It's not like she was ever really lost. We just didn't always know where she'd gone.
She was ridiculously good tempered about, well, everything. Her round head would squish and stretch into realistic versions of the Cheshire cat's smile every time she touched..or lifted patted, swatted, dropped, or even...as my brother did many times as a child...carried into the bathroom. Of course, my brother Colin did teach her to pee in a toilet that way. She was most certainly not your everyday sort of cat. Where all her siblings were tabbies, she was white with large scattered spots of color all over. Of course my brother picked her when we were seven.
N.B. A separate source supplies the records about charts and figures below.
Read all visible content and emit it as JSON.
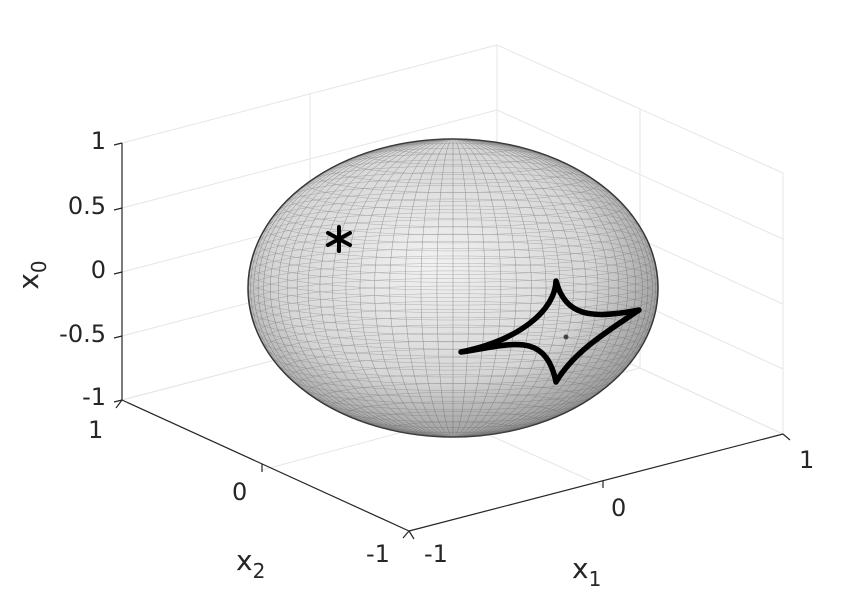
{
  "chart_data": {
    "type": "scatter",
    "title": "",
    "xlabel": "x",
    "xlabel_sub": "1",
    "ylabel": "x",
    "ylabel_sub": "2",
    "zlabel": "x",
    "zlabel_sub": "0",
    "xlim": [
      -1,
      1
    ],
    "ylim": [
      -1,
      1
    ],
    "zlim": [
      -1,
      1
    ],
    "grid": true,
    "x_ticks": [
      "-1",
      "0",
      "1"
    ],
    "y_ticks": [
      "-1",
      "0",
      "1"
    ],
    "z_ticks": [
      "-1",
      "-0.5",
      "0",
      "0.5",
      "1"
    ],
    "surface": "unit sphere (wireframe mesh)",
    "marker": {
      "symbol": "asterisk",
      "x": -0.6,
      "y": 0.7,
      "z": 0.35
    },
    "astroid_curve": {
      "description": "astroid-shaped closed curve on the sphere surface",
      "center": [
        0.95,
        0.0,
        -0.3
      ]
    },
    "colors": {
      "mesh": "#000000",
      "curve": "#000000",
      "grid": "#e6e6e6",
      "axis": "#262626"
    }
  }
}
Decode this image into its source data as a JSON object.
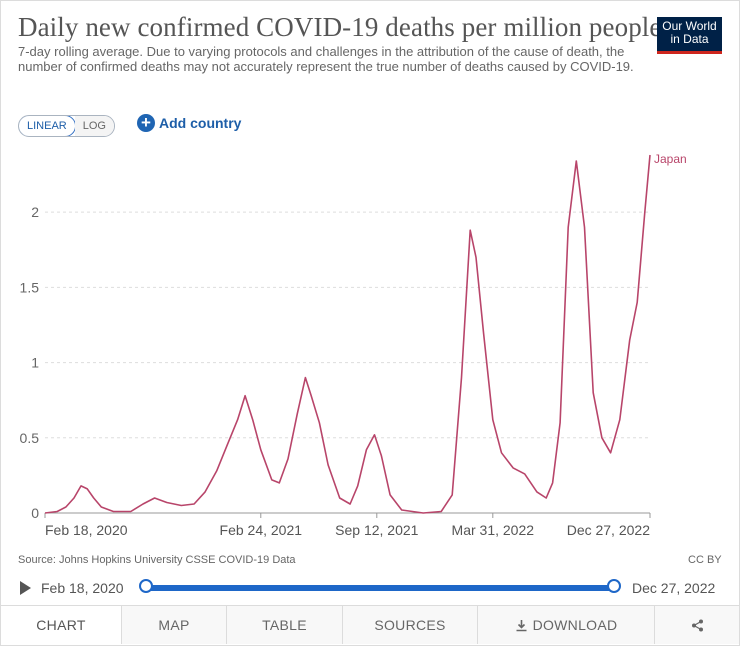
{
  "header": {
    "title": "Daily new confirmed COVID-19 deaths per million people",
    "subtitle": "7-day rolling average. Due to varying protocols and challenges in the attribution of the cause of death, the number of confirmed deaths may not accurately represent the true number of deaths caused by COVID-19.",
    "logo_line1": "Our World",
    "logo_line2": "in Data"
  },
  "controls": {
    "linear_label": "LINEAR",
    "log_label": "LOG",
    "active_scale": "LINEAR",
    "add_country_label": "Add country",
    "add_icon": "plus-circle-icon"
  },
  "chart_data": {
    "type": "line",
    "title": "Daily new confirmed COVID-19 deaths per million people",
    "xlabel": "",
    "ylabel": "",
    "x_tick_labels": [
      "Feb 18, 2020",
      "Feb 24, 2021",
      "Sep 12, 2021",
      "Mar 31, 2022",
      "Dec 27, 2022"
    ],
    "y_tick_labels": [
      "0",
      "0.5",
      "1",
      "1.5",
      "2"
    ],
    "ylim": [
      0,
      2.4
    ],
    "xlim": [
      "2020-02-18",
      "2022-12-27"
    ],
    "grid": "horizontal dashed",
    "legend": "end-of-line label",
    "series": [
      {
        "name": "Japan",
        "color": "#b8456a",
        "points": [
          [
            "2020-02-18",
            0.0
          ],
          [
            "2020-03-10",
            0.01
          ],
          [
            "2020-03-25",
            0.04
          ],
          [
            "2020-04-08",
            0.1
          ],
          [
            "2020-04-20",
            0.18
          ],
          [
            "2020-05-01",
            0.16
          ],
          [
            "2020-05-12",
            0.1
          ],
          [
            "2020-05-25",
            0.04
          ],
          [
            "2020-06-15",
            0.01
          ],
          [
            "2020-07-15",
            0.01
          ],
          [
            "2020-08-05",
            0.06
          ],
          [
            "2020-08-25",
            0.1
          ],
          [
            "2020-09-15",
            0.07
          ],
          [
            "2020-10-10",
            0.05
          ],
          [
            "2020-11-01",
            0.06
          ],
          [
            "2020-11-20",
            0.14
          ],
          [
            "2020-12-10",
            0.28
          ],
          [
            "2020-12-28",
            0.45
          ],
          [
            "2021-01-15",
            0.62
          ],
          [
            "2021-01-28",
            0.78
          ],
          [
            "2021-02-10",
            0.62
          ],
          [
            "2021-02-24",
            0.42
          ],
          [
            "2021-03-15",
            0.22
          ],
          [
            "2021-03-28",
            0.2
          ],
          [
            "2021-04-12",
            0.36
          ],
          [
            "2021-04-28",
            0.66
          ],
          [
            "2021-05-12",
            0.9
          ],
          [
            "2021-05-22",
            0.78
          ],
          [
            "2021-06-05",
            0.6
          ],
          [
            "2021-06-20",
            0.32
          ],
          [
            "2021-07-10",
            0.1
          ],
          [
            "2021-07-28",
            0.06
          ],
          [
            "2021-08-10",
            0.18
          ],
          [
            "2021-08-25",
            0.42
          ],
          [
            "2021-09-08",
            0.52
          ],
          [
            "2021-09-20",
            0.38
          ],
          [
            "2021-10-05",
            0.12
          ],
          [
            "2021-10-25",
            0.02
          ],
          [
            "2021-12-01",
            0.0
          ],
          [
            "2022-01-01",
            0.01
          ],
          [
            "2022-01-20",
            0.12
          ],
          [
            "2022-02-05",
            0.9
          ],
          [
            "2022-02-20",
            1.88
          ],
          [
            "2022-03-02",
            1.7
          ],
          [
            "2022-03-15",
            1.2
          ],
          [
            "2022-03-31",
            0.62
          ],
          [
            "2022-04-15",
            0.4
          ],
          [
            "2022-05-05",
            0.3
          ],
          [
            "2022-05-25",
            0.26
          ],
          [
            "2022-06-15",
            0.14
          ],
          [
            "2022-07-01",
            0.1
          ],
          [
            "2022-07-12",
            0.2
          ],
          [
            "2022-07-25",
            0.6
          ],
          [
            "2022-08-08",
            1.9
          ],
          [
            "2022-08-22",
            2.34
          ],
          [
            "2022-09-05",
            1.9
          ],
          [
            "2022-09-20",
            0.8
          ],
          [
            "2022-10-05",
            0.5
          ],
          [
            "2022-10-20",
            0.4
          ],
          [
            "2022-11-05",
            0.62
          ],
          [
            "2022-11-22",
            1.15
          ],
          [
            "2022-12-05",
            1.4
          ],
          [
            "2022-12-18",
            2.0
          ],
          [
            "2022-12-27",
            2.38
          ]
        ]
      }
    ]
  },
  "footer": {
    "source": "Source: Johns Hopkins University CSSE COVID-19 Data",
    "license": "CC BY"
  },
  "timeline": {
    "start_label": "Feb 18, 2020",
    "end_label": "Dec 27, 2022",
    "play_icon": "play-icon"
  },
  "tabs": [
    {
      "label": "CHART",
      "active": true
    },
    {
      "label": "MAP",
      "active": false
    },
    {
      "label": "TABLE",
      "active": false
    },
    {
      "label": "SOURCES",
      "active": false
    },
    {
      "label": "DOWNLOAD",
      "active": false,
      "icon": "download-icon"
    },
    {
      "label": "",
      "active": false,
      "icon": "share-icon"
    }
  ]
}
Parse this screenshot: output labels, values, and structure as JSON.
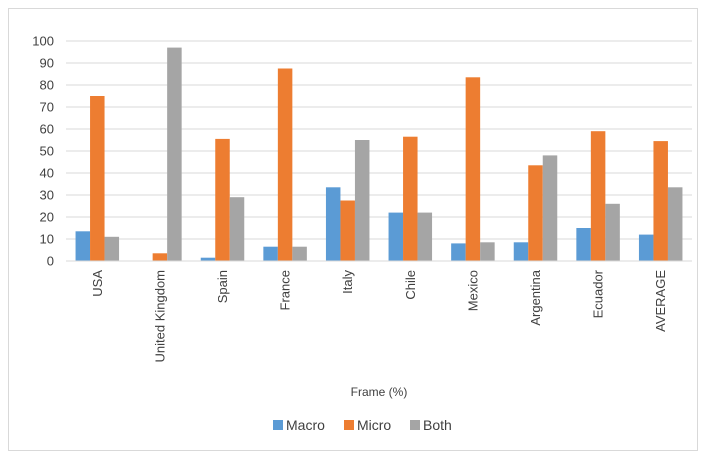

Picked her because she wasn't like the other kitties. Of course he named her Splotches, and Splotches was not ever like any other kitty.
Splotches owned the world. Nothing was beyond her little kitty reach. If she liked the way your dinner smelled, she would invite herself in. If she wanted to nap in the middle of the street, no moving vehicle would stop her. They would stop for her. Neither her heart murmur nor the loss of her claws on her front feet slowed her hunting of everything from voles to blue jays. She got dirty like a dog, and she let my brother hold her in his arms while he slept. Which he did almost every night.
It was because of this nighttime ritual that the rest of the family clued in that something might be wrong. Splotches may have kept her own hours, but she came home often. When she wasn't home for the second night in a row, Colin began to insist she was lost. We had to find her. We searched the woods near our cottage for an entire day with no luck. My brother and I carefully treaded that fine childish line between hope and loss.
And then, under our favorite huge and bending tree by the stream, we paused and we looked up.
There she was.
A shock of white high above us, rocketing us out of the trees screaming towards our parents. We danced and yelled until our father found a way to get to her. He hammered found pieces of wood into the tree until he could reach her, leaving a ladder in his wake.
When our farther reached her, he declared down to us that she had climbed thirty feet into the tree. She wasn't skittish or difficult on the way down. She calmly allowed dad to carry her down to my brother.
Perhaps I should mention that it's a little difficult to climb down a tree on a homemade ladder single handed while carrying a thirty pound cat, no matter how well mannered she is. Regardless, we were overjoyed to have her back, and for the rest of her life our father looked at her with a certain amount of respect.